The Penderwicks on Gardam Street
- Author: Jeanne Birdsall
- Language: English
- Series: The Penderwicks
- Genre: Fiction
- Publisher: Random House Children's Books
- Publication date: April 8, 2008
- Publication place: United States
- Pages: 308
- ISBN: 9-780-37584-0906
- OCLC: 1050085448
- Preceded by: The Penderwicks: A Summer Tale of Four Sisters, Two Rabbits, and a Very Interesting Boy
- Followed by: The Penderwicks at Point Mouette

= The Penderwicks on Gardam Street =

2008 children's novel by Jeanne Birdsall

The Penderwicks on Gardam Street is a children's novel by Jeanne Birdsall, published by Random House Children's Books in 2008. It is the second book in the Penderwicks series, and is preceded by The Penderwicks. Both The Penderwicks on Gardam Street and The Penderwicks were New York Times Best Sellers. The books in the series also include The Penderwicks at Point Mouette, The Penderwicks in Spring, and The Penderwicks at Last, the last of them being published in 2018.

== Plot ==

Rosalind, Skye, Jane, and Batty live with their father in the fictional town of Cameron in Western Massachusetts. When their Aunt Claire arrives with a letter from their late mother urging their father to start dating again, the sisters are immediately afraid of the possibility of a wicked stepmother. They decide to secretly set their father up on bad dates so that he won't fall in love again.

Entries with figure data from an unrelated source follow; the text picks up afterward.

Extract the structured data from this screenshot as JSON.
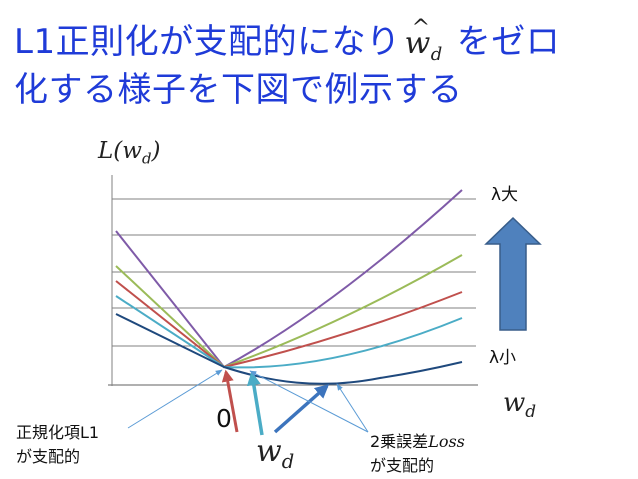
{
  "title": {
    "line1_before": "L1正則化が支配的になり",
    "line1_symbol": "w",
    "line1_symbol_sub": "d",
    "line1_after": "をゼロ",
    "line2": "化する様子を下図で例示する"
  },
  "axes": {
    "y_label_main": "L(w",
    "y_label_sub": "d",
    "y_label_close": ")",
    "x_label_main": "w",
    "x_label_sub": "d"
  },
  "lambda_arrow": {
    "top_label": "λ大",
    "bottom_label": "λ小",
    "color": "#4f81bd"
  },
  "annotations": {
    "zero_label": "0",
    "center_label_main": "w",
    "center_label_sub": "d",
    "left_note_line1": "正規化項L1",
    "left_note_line2": "が支配的",
    "right_note_prefix": "2乗誤差",
    "right_note_italic": "Loss",
    "right_note_line2": "が支配的"
  },
  "colors": {
    "title": "#1f3bd8",
    "curve_1": "#7f5ba8",
    "curve_2": "#9bbb59",
    "curve_3": "#c0504d",
    "curve_4": "#4bacc6",
    "curve_5": "#1f497d",
    "arrow_blue": "#3c74bd",
    "arrow_cyan": "#4bacc6",
    "arrow_red": "#c0504d",
    "grid": "#808080"
  }
}
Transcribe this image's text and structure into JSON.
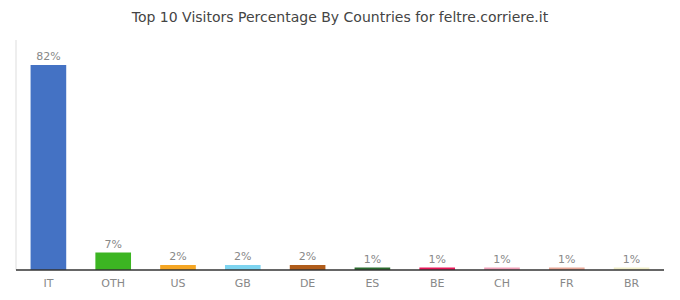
{
  "chart_data": {
    "type": "bar",
    "title": "Top 10 Visitors Percentage By Countries for feltre.corriere.it",
    "categories": [
      "IT",
      "OTH",
      "US",
      "GB",
      "DE",
      "ES",
      "BE",
      "CH",
      "FR",
      "BR"
    ],
    "values": [
      82,
      7,
      2,
      2,
      2,
      1,
      1,
      1,
      1,
      1
    ],
    "value_labels": [
      "82%",
      "7%",
      "2%",
      "2%",
      "2%",
      "1%",
      "1%",
      "1%",
      "1%",
      "1%"
    ],
    "colors": [
      "#4472c4",
      "#3cb522",
      "#f5a623",
      "#7dd4f0",
      "#b05c1a",
      "#2a6b2e",
      "#e8185a",
      "#f0a0b8",
      "#e8a898",
      "#f0eec8"
    ],
    "data_labels": true,
    "ylim": [
      0,
      92
    ],
    "tick_labels": "x",
    "grid": false
  }
}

Another new development on Gardam Street is the arrival of Iantha, a widow with a toddler son named Ben who becomes fast friends with Batty. Iantha is an astrophysicist and a colleague of Mr. Penderwick’s at Cameron University. Meanwhile, the across-the-street neighbor and schoolmate of the Penderwicks, Tommy Geiger, has developed a crush on Rosalind, to which she is oblivious. Skye and Jane’s primary concern is their soccer team, of which Skye is captain, and their schoolwork.

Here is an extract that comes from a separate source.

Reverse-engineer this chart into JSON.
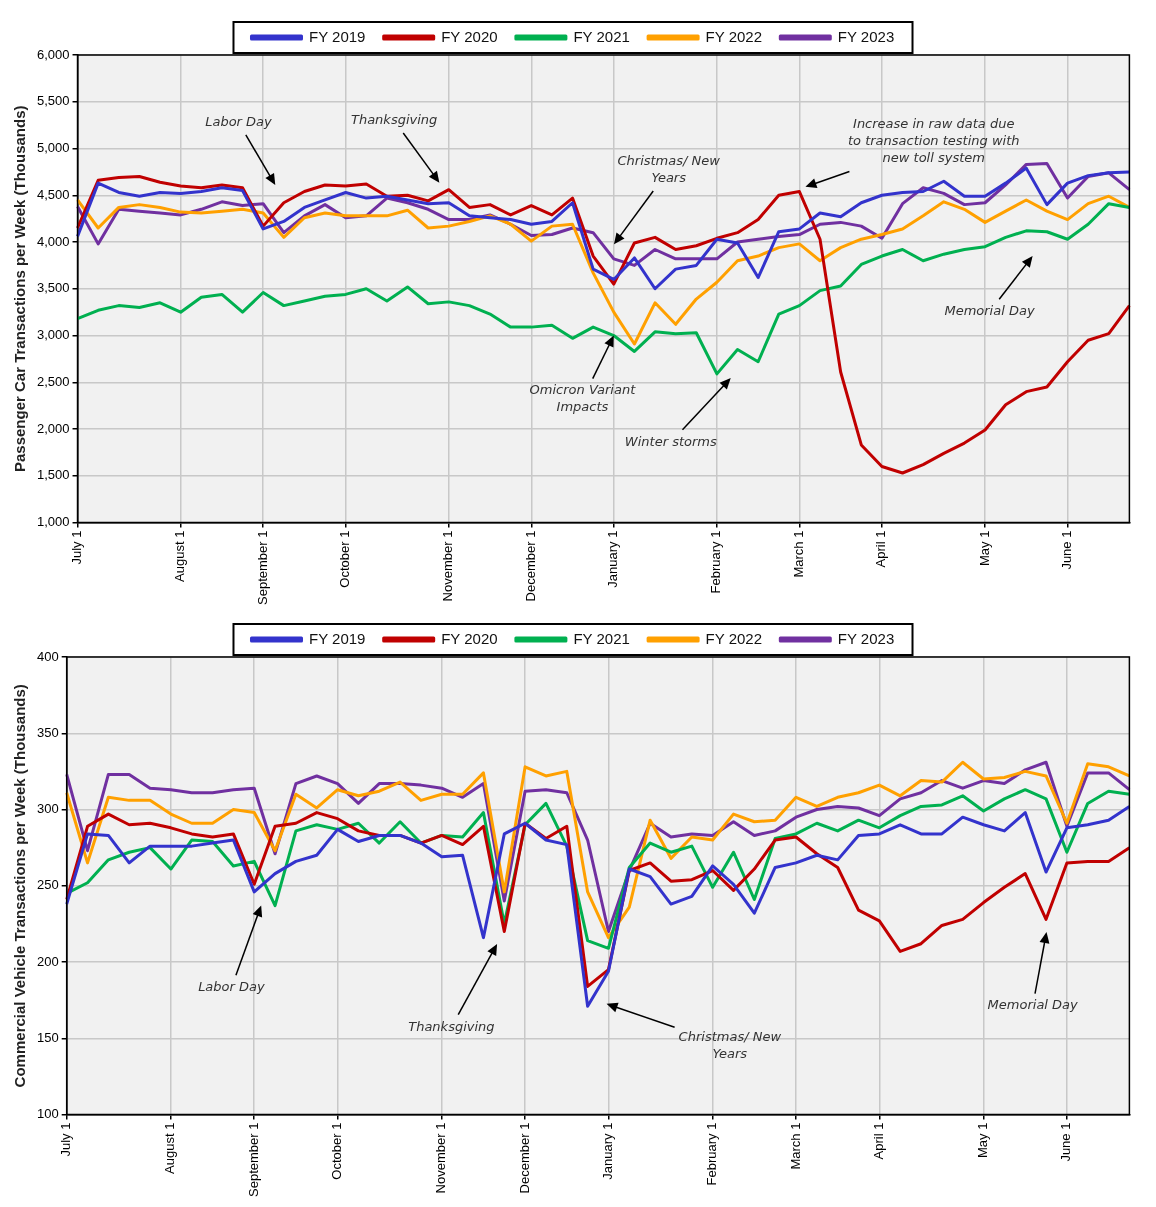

When Skye and Jane decide to swap homework assignments, chaos ensues. While Skye’s science essay for Jane merely gets her an A, Jane’s original play about the Aztecs for Skye is selected to be performed in front of the entire school, with an unwilling Skye cast in the starring role. On top of this, after two bad dates set up by the sisters, Mr. Penderwick has begun seeing a mysterious woman named Marianne, and Tommy has stopped talking to Rosalind entirely. Additionally, Batty and Ben won’t stop worrying about Bug Man, a mysterious figure who Batty claims has been roaming their neighborhood.

On the night Jane’s play is to be performed, Skye passes out from nerves and a delighted Jane goes on in her stead. Afterward, they reveal their deception to their father, who is understanding and reveals one of his own: Marianne, his girlfriend, is actually Marianne Dashwood of Jane Austen’s Sense and Sensibility, which he has been reading rather than going on the dates he promised to Aunt Claire. The next day, Skye and Jane win their soccer league, and Rosalind realizes that the person their father actually has feelings for is Iantha, now a family friend.

The sisters conspire successfully to get their father and Iantha to go together to a university gala. That night, a break-in attempt by a disturbed colleague of Ianthe’s who was convinced she had stolen his research (the real “Bug Man”) is foiled by Rosalind and Tommy, who admit their feelings for each other and decide to start dating when they are older. The sisters give Mr. Penderwick their blessing to begin dating Iantha, and the book closes with their wedding seven months later.

== Reception ==
The Penderwicks on Gardam Street was received positively and seen as a worthy follow-up to the series' critically-acclaimed first book. Kirkus Reviews called the story "a pleasant ramble of a read, replete with well-intentioned scheming, adolescent crushes, horrible homework disasters, soccer, secrets, school dances and lots and lots of literary allusion."